The cost-of-living crisis has caused many of us to feel quite concerned about our finances. It's left those of us who wouldn't consider themselves to be particularly financially savvy feeling more anxious than ever, especially when it comes to making our hard-earned cash go further.
I wanted to pick the brains of a financial expert who really knew what they were talking about; someone who has had real life experience of building better spending and saving habits. Thankfully, Tolu Frimpong very kindly agreed to be that expert.
Tolu is a Financial Coach and Content Creator who is on a mission to help women break free from the payday-to-payday cycle and achieve their financial dreams. With a passion for intentional budgeting, saving, investing, and side hustling, she empowers women to take control of their finances.
Read on to find out what inspired Tolu to become a financial coach, her experience of struggling with her own finances and what advice she'd give to anyone wanting to improve their relationship with money...
First things first, what got you into sharing tips to help people improve their financial wellbeing?
I became passionate about sharing financial insights and tips through my personal journey and experiences with money. Having faced the daunting challenge of being over £36,000 in debt, I embarked on a determined path toward financial freedom. Along this transformative debt-free journey, I gleaned invaluable knowledge about effective budgeting, strategic saving, and astute investing. Recognising the lack of formal financial education in our schooling system, I felt compelled to empower others by sharing the practical wisdom I had acquired.
My motivation stems from the belief that everyone deserves the right tools and knowledge to navigate the intricate landscape of personal finance. It's unfortunate that many individuals are left to navigate their financial lives without proper guidance. By sharing my insights and lessons learned, I aspire to contribute to a more financially savvy society, enabling others to make informed decisions and take control of their financial destinies.
The cost of living crisis has really forced us to think about how we budget. What is your best advice for anyone who hasn't budgeted before?
First things first, embark on a financial audit. The term might sound a bit official, but it's essentially diving into your bank statements for the past few months. Get a grip on where your money has been taking off to in various categories – think food, housing, transportation, subscriptions, the works. Write down the numbers like you're unravelling a financial mystery.
Armed with these insights, you can craft a budget rooted in reality. So, you've been spending £600 a month on groceries? Let's be smart and make that budget £550. Sure, we're all about reining in unnecessary spending and snipping those budgetary loose ends, but keeping things real is crucial.
Remember, it's not about locking your purse in a safe and vowing never to have fun again. It's about aligning your spending with your goals and aspirations. So, while you're aiming for financial prowess, don't set yourself up for frustration by making your budget a never-ending uphill climb.
How do you develop the discipline to save money and what have you found to be some of the most effective ways to get started?
Developing the discipline to save, even during a cost-of-living crisis, is indeed a challenge. There are many things that you can do to help you start to exercise your savings muscle. One effective approach is automating savings by setting up automatic transfers from your paycheque to a dedicated savings account. Additionally, clear goal-setting provides motivation, as knowing the purpose behind your savings transforms it from a chore into a meaningful endeavour. Finally, starting small is also beneficial because it allows you to gradually increase contributions as you become more financially comfortable.

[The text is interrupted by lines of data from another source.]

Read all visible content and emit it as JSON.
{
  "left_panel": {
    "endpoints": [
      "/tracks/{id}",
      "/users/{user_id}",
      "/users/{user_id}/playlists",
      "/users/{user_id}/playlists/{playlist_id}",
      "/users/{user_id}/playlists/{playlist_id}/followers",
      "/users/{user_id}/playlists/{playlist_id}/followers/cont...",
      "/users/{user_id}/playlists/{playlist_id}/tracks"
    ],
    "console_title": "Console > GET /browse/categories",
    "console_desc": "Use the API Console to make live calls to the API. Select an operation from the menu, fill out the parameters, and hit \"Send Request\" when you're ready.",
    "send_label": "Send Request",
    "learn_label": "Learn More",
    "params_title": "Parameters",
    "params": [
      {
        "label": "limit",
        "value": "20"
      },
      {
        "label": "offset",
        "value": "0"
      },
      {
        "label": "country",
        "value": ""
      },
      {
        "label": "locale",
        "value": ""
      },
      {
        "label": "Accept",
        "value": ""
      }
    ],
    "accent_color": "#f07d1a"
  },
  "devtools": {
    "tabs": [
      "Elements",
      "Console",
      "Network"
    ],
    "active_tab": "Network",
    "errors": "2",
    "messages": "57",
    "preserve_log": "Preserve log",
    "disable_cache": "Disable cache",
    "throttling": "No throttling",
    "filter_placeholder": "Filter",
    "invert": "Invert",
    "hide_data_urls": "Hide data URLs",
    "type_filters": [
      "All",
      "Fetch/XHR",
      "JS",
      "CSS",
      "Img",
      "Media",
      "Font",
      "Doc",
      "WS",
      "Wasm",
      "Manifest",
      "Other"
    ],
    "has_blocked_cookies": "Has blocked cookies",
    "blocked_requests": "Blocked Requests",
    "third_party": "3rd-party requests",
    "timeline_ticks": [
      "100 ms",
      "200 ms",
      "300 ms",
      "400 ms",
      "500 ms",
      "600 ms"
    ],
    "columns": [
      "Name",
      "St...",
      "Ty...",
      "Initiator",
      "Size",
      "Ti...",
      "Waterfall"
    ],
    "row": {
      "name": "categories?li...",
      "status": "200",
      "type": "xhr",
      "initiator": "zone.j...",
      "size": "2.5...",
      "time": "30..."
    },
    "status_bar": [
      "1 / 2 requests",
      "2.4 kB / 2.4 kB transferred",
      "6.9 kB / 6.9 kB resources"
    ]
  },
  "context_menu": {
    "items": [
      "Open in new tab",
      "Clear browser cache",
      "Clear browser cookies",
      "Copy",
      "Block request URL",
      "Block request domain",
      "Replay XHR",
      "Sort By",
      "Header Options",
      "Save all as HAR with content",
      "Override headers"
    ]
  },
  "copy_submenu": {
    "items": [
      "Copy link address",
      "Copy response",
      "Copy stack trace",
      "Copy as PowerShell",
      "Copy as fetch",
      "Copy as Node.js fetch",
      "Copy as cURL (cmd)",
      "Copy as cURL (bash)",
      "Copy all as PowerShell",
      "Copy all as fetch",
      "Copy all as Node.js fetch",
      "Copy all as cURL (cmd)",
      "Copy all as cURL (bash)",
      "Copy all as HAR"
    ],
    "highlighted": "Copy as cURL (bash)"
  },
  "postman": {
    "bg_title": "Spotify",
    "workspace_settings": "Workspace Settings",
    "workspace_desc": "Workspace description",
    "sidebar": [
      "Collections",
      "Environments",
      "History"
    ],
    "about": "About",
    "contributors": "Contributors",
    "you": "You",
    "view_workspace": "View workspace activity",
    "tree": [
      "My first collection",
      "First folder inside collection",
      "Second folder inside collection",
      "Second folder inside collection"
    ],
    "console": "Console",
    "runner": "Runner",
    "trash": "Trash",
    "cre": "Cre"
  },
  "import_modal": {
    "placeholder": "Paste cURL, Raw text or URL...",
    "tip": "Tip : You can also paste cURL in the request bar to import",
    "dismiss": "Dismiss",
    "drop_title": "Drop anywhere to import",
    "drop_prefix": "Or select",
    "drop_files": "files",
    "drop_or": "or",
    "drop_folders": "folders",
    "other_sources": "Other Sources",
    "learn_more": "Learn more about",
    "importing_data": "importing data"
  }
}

You've been really honest about how you were facing £36k of debt at one point. This must have put a strain on your mental health and wellbeing. How did you cope during this time?
During that period, I buried my head in the sand. Confronting my financial mess head-on? Not my strong suit back then. It's funny, things might have seemed all put together on the surface, but inside, I knew the truth – and it was challenging to deal with mentally.
But then, the debt-free journey kicked off, and things shifted. Suddenly, I felt this surge of mental strength because I could actually see the light at the end of that tunnel. Sure, it wasn't easy, especially when I had to skip out on hanging out with friends and family. The FOMO was real! Still, holding onto the bigger picture helped me power through. It was like reminding myself that short-term sacrifices were paving the way for something better down the line.
Are there any apps or websites you'd recommend to people to help them manage their finances?
You've got an e-book! How do you hope it will help those struggling to keep on top of their finances?
With my eBook titled 'How I Paid Off £36,000 Debt: My 10 Steps To Debt Freedom,' my intention is to provide hope and practical guidance for those wrestling with their financial struggles. Through this debut publication, I share the journey I took to achieve debt freedom.
I want readers to grasp that they too can embark on their own debt-free journey armed with actionable insights. Each of the 10 steps presented comes loaded with practical advice, providing a roadmap for success at every juncture of the debt payoff process.
I've written this eBook with a deliberate focus on accessibility, employing a non-judgmental and positive tone that's incredibly vital when delving into such a sensitive subject. If you find yourself overwhelmed by the weight of your financial obligations and are looking for a clear path toward debt freedom, this eBook is tailored precisely for you.